I’m mildly confused with Graylog search syntax. I was under impression that I can use basic regular expressions but perhaps it’s a bit more sophisticated than that.
I’m trying to find all messages that do not start with “[” (this is one but not the only condition). And I cannot figure out how to write a search query for that purpose.
I read a bunch of similar posts and played with search engine and I think Graylog/Elastic or Lucena can’t really work with any complex regex. I could not even make this regex to work
message:/[0-9]{4}\/[0-9]{2}\/*/
to search logs that start with a “YYYY/MM”.
Basically use if special characters (such as / or [) breaks the query. It work if I replace use os special character with ?
message:/[0-9]{4}?[0-9]{2}?[0-9]{2}*/
Obviously this query would capture much more than just “YYYY/MM/DD” so it’s not really a solution.
I wonder if this is known limitation of Graylog due to use of Elastic / Lucene? Or is there some sort of explanation for this?
Thanks, but this is an extractor. Extracts works fine with regex, it’s the search that I have problems with. Try to make a search query that contains / or [
\[ : [ is a meta char and needs to be escaped if you want to match it literally.
(.*?) : match everything in a non-greedy way and capture it.
\] : ] is a meta char and needs to be escaped if you want to match it literally.
Returns nothing. I believe it’s because first search form a complete token ( [WARN] as a word ) but second is not. It require converting it to regex. But If I do
message:/\[WARN\]*/
It no longer works. Any idea how to convert message:\[WARN\] so a query that would return everything that stars with [ ?
@gsmith thanks for checking it. At least it’s not me nor a version of Graylog/Elastic. I guess it might be just a limitation of search engine or a very obscure syntax.
Sorry I cant be more help, Im missing something but not sure. Have a lot on my plate this weekend to bounce this in my Home lab. If i come across anything I hit you up here or perhaps someone could join in this convo.
message:/\[WARN\]*/ doesn’t work because with regex * means repeat the previous caracter (0 or more).
So it would match something like [WARN]]]]]]].
If you want to use regex you need to add the “.” caracter before the wildcard: message:/\[WARN\].*/
message:\[
Returns nothing. I believe it’s because first search form a complete token ([WARN] as a word) but second is not. It require converting it to regex.
Exactly, it’s because it’s a word. But I think it’s not mandatory to use regex.
Can you try
message:\[*
(In normal mode (not regex mode) the wildcard can replace all caracters)

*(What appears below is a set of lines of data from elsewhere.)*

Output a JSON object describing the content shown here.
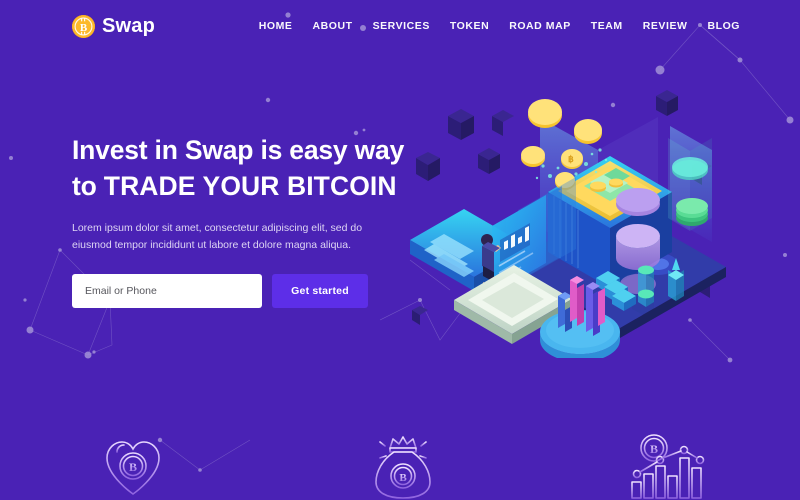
{
  "brand": {
    "name": "Swap",
    "logo_icon": "bitcoin-coin-icon",
    "logo_color": "#fcb92b"
  },
  "nav": {
    "items": [
      {
        "label": "HOME"
      },
      {
        "label": "ABOUT"
      },
      {
        "label": "SERVICES"
      },
      {
        "label": "TOKEN"
      },
      {
        "label": "ROAD MAP"
      },
      {
        "label": "TEAM"
      },
      {
        "label": "REVIEW"
      },
      {
        "label": "BLOG"
      }
    ]
  },
  "hero": {
    "title_line1": "Invest in Swap is easy way",
    "title_line2_prefix": "to ",
    "title_line2_strong": "TRADE YOUR BITCOIN",
    "paragraph": "Lorem ipsum dolor sit amet, consectetur adipiscing elit, sed do eiusmod tempor incididunt ut labore et dolore magna aliqua.",
    "email_placeholder": "Email or Phone",
    "email_value": "",
    "cta_label": "Get started"
  },
  "illustration": {
    "name": "isometric-crypto-trading-illustration"
  },
  "features": [
    {
      "icon": "heart-bitcoin-icon"
    },
    {
      "icon": "money-bag-bitcoin-icon"
    },
    {
      "icon": "bitcoin-bar-chart-icon"
    }
  ],
  "colors": {
    "background": "#4a22b5",
    "accent_button": "#5d2ee8",
    "logo_gold": "#fcb92b",
    "text_primary": "#ffffff",
    "text_muted": "#ded5f4"
  }
}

For what its worth, elasticsearch and opensearch have some interesting, lets call them, quirks on how partial string matches and regex matching works.
Given these “quirks”, I recommend parsing out any text that you need to search or match on into its own field using pipeline processing (see also Streams & Pipelines Webinar) or extractors.
To expand on the quirkiness, elasticsearch and opensearch have different behavior for analyzed fields using the standard analyzer. This is important because it dictates how the text is stored in elasticsearch and opensearch, which affects how you can search for that text.
As a quick example, if you have the message “apple banana orange”, and this is stored in an analyzed field using the standard analyzer, each word will be its own token and you won’t be able to apply search filters to the message as a whole.
In graylog, the message and full_message field are analyzed so they have behave a differently then all other fields.